Effet miroir sur une culture
De fil en aiguille, le public devient modèle, il ne prête presque plus attention au peintre, et la peinture prend forme lentement Comment percevoir cette image qui prend forme sous nos yeux ? Comment se laisser guider par ce peintre qui, avant de se mettre à l’ouvrage, est allé à la rencontre d’hommes et de femmes qui ne faisaient rien de moins que vivre leur routine ? Il interagit avec eux, il se présente au public et efface ainsi son étonnement. Celui-ci l’entoure, chacun va à la rencontre de l’autre et fait sa connaissance. De fil en aiguille, le public devient modèle, il ne prête presque plus attention au peintre, et la peinture prend forme lentement, modèle et peintre sont patients. L’artiste se présente aux commerçants dans l’idée de saisir quelque chose de particulier, des instants de vie et des réalités. Toutes ces choses contenues dans les gestes, dans les regards, dans la découpe et la manipulation d’ingrédients pour la cuisine. Le résultat paraît simple et est pourtant bien plus saisissant qu’une photographie. Au fur et à mesure que les toiles se terminent, c’est un monde qui se découvre petit à petit. L’artiste est sur sa lancée, chaque dessin est une étape de plus qu’il surmonte. Chaque image vise à étoffer un avis et à faire régresser les idées reçues sur cette île de l’océan Indien. Ce marché est incontournable pour découvrir les fruits de saison, ceux qui proviennent des autres régions, et ces produits que d’ordinaire on retrouve dans les îles, fruits du jacquier et fruits à pain. Des produits dont la quantité et la variété ne peuvent que submerger celui qui les regarde. Des produits dont l’éclat suffit pour les distinguer, pour convaincre les acheteurs de choisir celui-ci plutôt que celui-là. Toutes ces variétés de fruits et de légumes s’offrent à la vue telles des palettes de couleurs. Tandis que chacun survole ces détails, le peintre lui s’arrête, pour ensuite recréer ce qu’il voit à l’aide de ses outils. Étonnamment, le marché paraît bien plus complexe qu’on ne pourrait le croire. L’endroit semblait avoir livré tous ses secrets à ceux qui s’y approvisionnent presque tous les jours. Le peintre, lui, parcourt et relève à sa façon les couleurs afin de les sublimer et de les placer au centre de l’attention.

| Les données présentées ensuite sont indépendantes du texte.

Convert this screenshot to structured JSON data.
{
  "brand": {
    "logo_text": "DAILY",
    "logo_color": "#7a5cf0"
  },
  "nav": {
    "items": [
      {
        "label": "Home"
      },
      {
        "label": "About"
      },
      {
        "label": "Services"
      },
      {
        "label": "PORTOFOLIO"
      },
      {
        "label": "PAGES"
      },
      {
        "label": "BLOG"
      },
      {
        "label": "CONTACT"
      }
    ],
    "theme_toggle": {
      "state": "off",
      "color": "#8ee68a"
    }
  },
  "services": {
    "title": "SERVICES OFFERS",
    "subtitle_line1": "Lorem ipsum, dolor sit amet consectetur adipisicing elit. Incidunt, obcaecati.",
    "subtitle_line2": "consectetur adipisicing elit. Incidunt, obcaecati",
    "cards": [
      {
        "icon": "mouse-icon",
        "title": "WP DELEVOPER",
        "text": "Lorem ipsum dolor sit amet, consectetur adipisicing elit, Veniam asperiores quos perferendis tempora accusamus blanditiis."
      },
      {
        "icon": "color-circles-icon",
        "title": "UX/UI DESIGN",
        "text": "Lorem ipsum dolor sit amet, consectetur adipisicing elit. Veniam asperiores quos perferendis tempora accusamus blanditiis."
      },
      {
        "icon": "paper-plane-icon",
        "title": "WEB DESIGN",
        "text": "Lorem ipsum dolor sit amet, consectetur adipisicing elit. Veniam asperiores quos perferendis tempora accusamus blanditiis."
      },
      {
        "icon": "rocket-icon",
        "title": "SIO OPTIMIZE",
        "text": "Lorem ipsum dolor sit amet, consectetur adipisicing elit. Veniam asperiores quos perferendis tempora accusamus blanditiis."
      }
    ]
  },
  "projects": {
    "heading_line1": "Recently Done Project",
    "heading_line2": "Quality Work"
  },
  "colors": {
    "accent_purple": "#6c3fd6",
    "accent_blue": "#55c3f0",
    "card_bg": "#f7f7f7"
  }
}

Les gens, les produits, les couleurs et la vie tout autour
Ce qu’il donne à voir ne laisse rien échapper de la vérité émanant de ces moments capturés en direct au pinceau Toutes ces vies qui tournent autour des produits de la récolte ou de la pêche : certains les cultivent, tandis que d’autres les achètent pour ensuite les revendre. Ces innombrables vies sans lesquelles le monde ne serait pas ce qu’il est. Le marché, élément incontournable de la ville. Les interactions et l’interdépendance, la survie des uns et des autres reposent sur les mêmes marchandises, des produits qui pour la plupart doivent être écoulés dans la journée. Sur les toiles du peintre, ce sont des existences similaires qui sont racontées. Un embarras du choix de produits ; des vendeurs qui jamais ne perdent patience. Ceux-ci ont l’air distraits ; les yeux rivés sur ce qu’ils ont à faire, ils ont probablement oublié la présence du peintre.
Vaquer à leurs occupations, tous en pleine immersion dans un art qui fait appel à un savoir-faire particulier. Chacun dans son monde. Chacun donnant le meilleur de lui-même, exécutant les gestes de manière mécanique. Les gestes rapides d’artisans plongés dans leurs automatismes. Le peintre, lui, fait dans le détail, il dessine les variétés : feuilles de manioc pilées formant plusieurs dômes de couleur verte, poulet de chair, poissons séchés ou gros morceaux de viande. Une attention sans faille aide à percevoir les couleurs incrustées et même les nuances presque microscopiques, sur les produits étalés, les visages, les habits, ou tout autre élément du décor. Chaque toile est une fenêtre, un tracé réalisé à l’aide de détails infimes. Non seulement l’artiste met en exergue des couleurs mais il permet de porter un regard juste. Ce qu’il donne à voir ne laisse rien échapper de la vérité émanant de ces moments capturés en direct au pinceau. Il s’efforce de rester fidèle aux couleurs naturelles. Ces œuvres sont éblouissantes. Pourtant, il ne s’agit là que de couleurs, celles de ces existences qui ne se suffisent pas à elles-mêmes, ainsi que de personnages qui ne voient plus les teintes éclatantes qui les entourent. Un labyrinthe dans le marché Il faut avoir une idée précise de ce que l’on recherche pour s’aventurer dans ce lieu aux multiples couloirs.